Best practices for line employees

Discontinue or destroy something—a process, a rule, a system, a routine, a habit, a practice, or a relationship that entrenches the status quo or enshrines certainty. Creative destruction is the process of burning the old so the new can grow. Creatively destroy something monthly—making sure that something better emerges from the ashes.

Take five minutes right now to challenge one of your long-held assumptions or biases. Begin developing a new belief or opinion to put in its place. Implement your new perspective within the next week.

Obtain more information on Intel’s “take responsibility” culture and share it with others in your organization. Never underestimate the power of successful examples—use them to move your organization forward.

Find a barrier today and destroy it. Decimate it. Find another one next week and do the same. Encourage your people to find at least one barrier a week that they can eliminate. Sadly, there seems to be an endless supply of barriers in most organizations, and when one barrier is removed, another seems to arise. Get used to eliminating them.

Don’t wait for someone else to make your work more meaningful. You make it more meaningful. Alter the projects that you’re working on to make them more meaningful to you and the organization. As bestselling author and management guru Tom Peters says, “Nobody gives you power. You just take it.” Do something today to make your work more meaningful.

Become an ethical role model for other employees by being ethical in your private life as well as your public life. According to ethics expert John Hawkins, “The motivation of the leader must be the message of his or her entire life rather than the method by which that person hides his or her secrets.” Decide how ethical you’re going to be and then practice your ethical behavior 24/7.

Remember, certainty is finite; vision is infinite—vision creates a pathway to becoming better and better and better.

Next time you get sick of listening to someone, ask for more information. Instead of ignoring them, escaping them, or asking them to shut up, ask for more clarification, more detail, and more explanation so that you can better understand them and their situation. You’ll be surprised by how much new understanding you gain.
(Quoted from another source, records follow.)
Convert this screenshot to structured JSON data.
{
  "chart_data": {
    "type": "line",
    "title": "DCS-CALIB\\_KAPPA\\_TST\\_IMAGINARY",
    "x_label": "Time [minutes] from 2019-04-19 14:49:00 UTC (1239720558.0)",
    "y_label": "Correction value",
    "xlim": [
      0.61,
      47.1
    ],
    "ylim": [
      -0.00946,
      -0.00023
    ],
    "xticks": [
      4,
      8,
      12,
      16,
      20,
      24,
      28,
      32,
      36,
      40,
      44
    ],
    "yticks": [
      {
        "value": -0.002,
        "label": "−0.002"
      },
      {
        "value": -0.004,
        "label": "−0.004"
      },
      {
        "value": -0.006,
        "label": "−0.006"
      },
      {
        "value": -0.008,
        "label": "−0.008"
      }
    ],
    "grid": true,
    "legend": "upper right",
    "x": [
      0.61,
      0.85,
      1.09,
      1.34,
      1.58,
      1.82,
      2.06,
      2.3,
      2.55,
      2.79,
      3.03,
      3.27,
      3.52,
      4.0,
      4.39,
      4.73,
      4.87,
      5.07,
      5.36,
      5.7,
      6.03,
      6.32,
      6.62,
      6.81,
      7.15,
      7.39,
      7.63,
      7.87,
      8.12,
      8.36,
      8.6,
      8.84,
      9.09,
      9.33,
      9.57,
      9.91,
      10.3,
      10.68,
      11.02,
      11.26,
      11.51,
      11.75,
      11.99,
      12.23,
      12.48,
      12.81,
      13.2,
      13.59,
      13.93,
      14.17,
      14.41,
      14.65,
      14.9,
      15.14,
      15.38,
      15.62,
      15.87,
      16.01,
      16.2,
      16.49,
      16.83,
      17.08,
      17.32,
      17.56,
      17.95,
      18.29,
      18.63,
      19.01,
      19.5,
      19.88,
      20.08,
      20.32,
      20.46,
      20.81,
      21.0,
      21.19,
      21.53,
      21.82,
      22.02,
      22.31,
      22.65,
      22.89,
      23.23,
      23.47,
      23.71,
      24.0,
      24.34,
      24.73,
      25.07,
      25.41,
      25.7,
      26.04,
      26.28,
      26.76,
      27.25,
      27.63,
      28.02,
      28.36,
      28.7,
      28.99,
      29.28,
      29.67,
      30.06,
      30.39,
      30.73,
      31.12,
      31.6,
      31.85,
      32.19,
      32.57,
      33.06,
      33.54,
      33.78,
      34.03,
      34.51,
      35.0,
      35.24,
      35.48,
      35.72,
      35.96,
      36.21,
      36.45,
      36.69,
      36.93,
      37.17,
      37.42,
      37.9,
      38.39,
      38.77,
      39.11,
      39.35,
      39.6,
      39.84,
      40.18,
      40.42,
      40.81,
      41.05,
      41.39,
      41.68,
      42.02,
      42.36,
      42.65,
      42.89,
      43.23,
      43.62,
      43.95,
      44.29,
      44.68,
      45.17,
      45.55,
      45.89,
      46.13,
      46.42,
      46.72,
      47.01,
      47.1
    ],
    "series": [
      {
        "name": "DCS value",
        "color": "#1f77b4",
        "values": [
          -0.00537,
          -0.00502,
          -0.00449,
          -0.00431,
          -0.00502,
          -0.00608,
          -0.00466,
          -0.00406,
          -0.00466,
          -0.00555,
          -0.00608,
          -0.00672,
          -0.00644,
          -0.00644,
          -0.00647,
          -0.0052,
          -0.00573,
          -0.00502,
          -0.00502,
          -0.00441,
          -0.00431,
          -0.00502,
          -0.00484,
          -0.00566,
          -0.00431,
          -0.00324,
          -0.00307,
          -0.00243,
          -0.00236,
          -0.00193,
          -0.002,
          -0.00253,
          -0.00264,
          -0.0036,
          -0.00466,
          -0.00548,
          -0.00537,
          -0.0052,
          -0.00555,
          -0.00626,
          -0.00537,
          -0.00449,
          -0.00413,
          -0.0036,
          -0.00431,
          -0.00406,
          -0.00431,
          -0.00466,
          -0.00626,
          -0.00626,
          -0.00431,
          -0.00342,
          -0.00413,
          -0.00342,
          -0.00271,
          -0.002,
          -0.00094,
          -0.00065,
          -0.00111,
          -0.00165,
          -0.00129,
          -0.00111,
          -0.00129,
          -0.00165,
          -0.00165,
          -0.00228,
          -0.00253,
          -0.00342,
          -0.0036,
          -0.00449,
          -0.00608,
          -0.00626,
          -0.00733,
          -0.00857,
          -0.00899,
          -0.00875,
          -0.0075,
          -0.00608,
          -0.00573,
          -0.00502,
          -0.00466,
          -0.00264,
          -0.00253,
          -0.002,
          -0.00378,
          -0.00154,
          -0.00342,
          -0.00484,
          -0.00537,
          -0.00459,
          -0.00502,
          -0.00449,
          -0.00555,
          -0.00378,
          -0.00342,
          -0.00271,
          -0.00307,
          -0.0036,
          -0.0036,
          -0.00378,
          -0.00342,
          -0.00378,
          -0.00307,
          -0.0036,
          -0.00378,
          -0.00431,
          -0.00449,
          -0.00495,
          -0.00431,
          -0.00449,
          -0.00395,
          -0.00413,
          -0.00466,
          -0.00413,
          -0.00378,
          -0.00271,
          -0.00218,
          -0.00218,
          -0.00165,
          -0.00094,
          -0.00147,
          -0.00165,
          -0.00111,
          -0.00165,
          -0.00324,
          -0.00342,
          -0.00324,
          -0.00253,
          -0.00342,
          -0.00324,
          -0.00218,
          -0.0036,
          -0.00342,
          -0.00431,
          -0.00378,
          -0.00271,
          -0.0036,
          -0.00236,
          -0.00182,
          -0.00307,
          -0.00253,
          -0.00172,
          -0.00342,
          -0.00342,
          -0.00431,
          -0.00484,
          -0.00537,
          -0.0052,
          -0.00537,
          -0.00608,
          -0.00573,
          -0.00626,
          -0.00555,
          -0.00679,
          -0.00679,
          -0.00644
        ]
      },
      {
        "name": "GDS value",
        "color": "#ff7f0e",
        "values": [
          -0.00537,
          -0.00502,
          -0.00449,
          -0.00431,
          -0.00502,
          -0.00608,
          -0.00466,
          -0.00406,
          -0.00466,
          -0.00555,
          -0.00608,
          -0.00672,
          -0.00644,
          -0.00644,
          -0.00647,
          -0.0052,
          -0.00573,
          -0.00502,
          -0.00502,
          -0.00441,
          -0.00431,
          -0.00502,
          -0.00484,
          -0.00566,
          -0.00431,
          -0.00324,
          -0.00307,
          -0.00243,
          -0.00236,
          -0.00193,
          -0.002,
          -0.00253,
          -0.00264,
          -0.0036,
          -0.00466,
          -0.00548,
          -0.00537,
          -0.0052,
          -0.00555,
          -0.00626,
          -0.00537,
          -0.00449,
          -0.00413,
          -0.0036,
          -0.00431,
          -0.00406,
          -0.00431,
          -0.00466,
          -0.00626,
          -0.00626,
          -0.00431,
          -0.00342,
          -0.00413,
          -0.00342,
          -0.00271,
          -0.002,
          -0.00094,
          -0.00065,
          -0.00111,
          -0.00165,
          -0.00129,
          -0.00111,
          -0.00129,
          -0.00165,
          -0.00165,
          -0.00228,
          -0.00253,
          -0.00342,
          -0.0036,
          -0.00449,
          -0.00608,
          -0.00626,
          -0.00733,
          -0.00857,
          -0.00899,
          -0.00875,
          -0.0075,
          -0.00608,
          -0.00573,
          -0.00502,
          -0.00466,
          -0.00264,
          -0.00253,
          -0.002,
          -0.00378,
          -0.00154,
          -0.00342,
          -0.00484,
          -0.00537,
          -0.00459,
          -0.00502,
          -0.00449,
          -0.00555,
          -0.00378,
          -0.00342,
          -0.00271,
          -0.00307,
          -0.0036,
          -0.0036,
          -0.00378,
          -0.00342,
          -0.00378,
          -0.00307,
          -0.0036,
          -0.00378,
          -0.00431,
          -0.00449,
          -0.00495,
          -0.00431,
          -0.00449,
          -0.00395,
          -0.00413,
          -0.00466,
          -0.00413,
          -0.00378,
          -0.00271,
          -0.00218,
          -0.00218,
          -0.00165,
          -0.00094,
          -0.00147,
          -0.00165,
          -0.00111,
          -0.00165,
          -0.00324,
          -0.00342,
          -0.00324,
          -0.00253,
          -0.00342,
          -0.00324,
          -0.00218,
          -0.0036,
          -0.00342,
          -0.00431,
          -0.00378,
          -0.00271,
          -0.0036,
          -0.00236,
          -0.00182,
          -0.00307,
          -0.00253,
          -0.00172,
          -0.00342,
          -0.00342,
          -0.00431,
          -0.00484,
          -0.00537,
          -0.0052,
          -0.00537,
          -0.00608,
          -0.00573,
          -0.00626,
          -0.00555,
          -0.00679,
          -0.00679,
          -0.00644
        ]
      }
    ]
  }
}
Accept the reality that profits are a by-product of consistently solving customer problems. If you don’t believe this, call FedEx and ask for a consultation with one of their managers. Or, go the FedEx Web site and read the stories for yourself. If you’re still not convinced, read Theodore Levitt’s Marketing Imagination, a seminal work from one of Harvard Business School’s most distinguished professors.
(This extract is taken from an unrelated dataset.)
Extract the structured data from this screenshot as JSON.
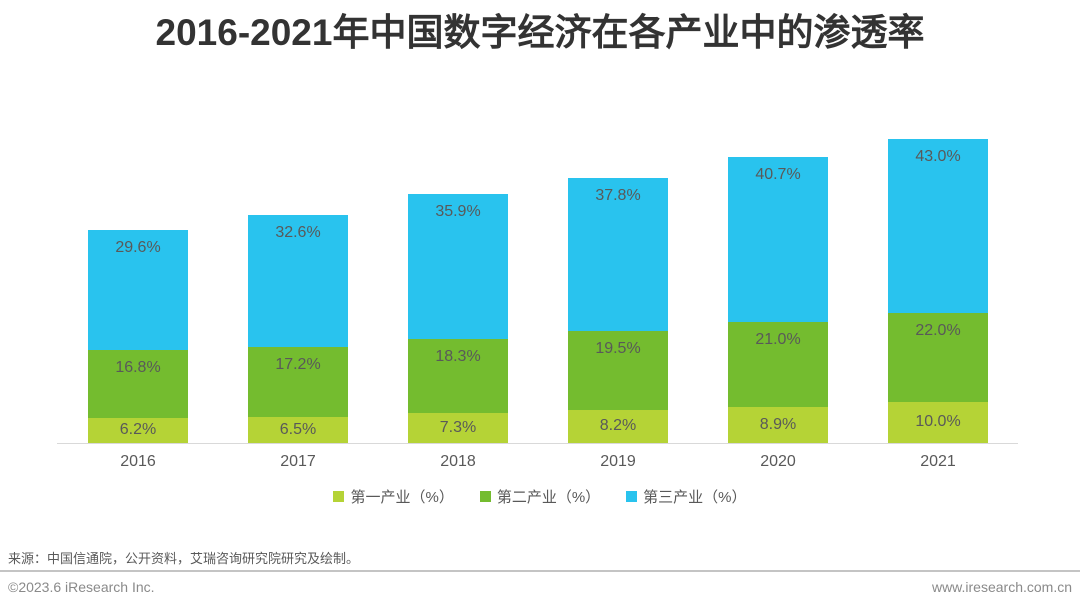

Find a new customer problem today, this week, this month. As soon as you find one, find another one. Make it a constant search. Finding, anticipating, and inventing problems is imperative. If you can’t find any existing problems, start anticipating problems that your customers will encounter next year or the year after or in five years. If you can’t anticipate any more future problems, invent a problem that you want your customers to have. The idea is to be forever searching for customer problems to solve.

Change something about yourself today—your point of view, your understanding, your behavior, your desires and goals, your commitment, your routine, your habits—and then do it weekly for the rest of your life. Do something you’ve never done before, something positive, constructive, and beneficial, and do it today.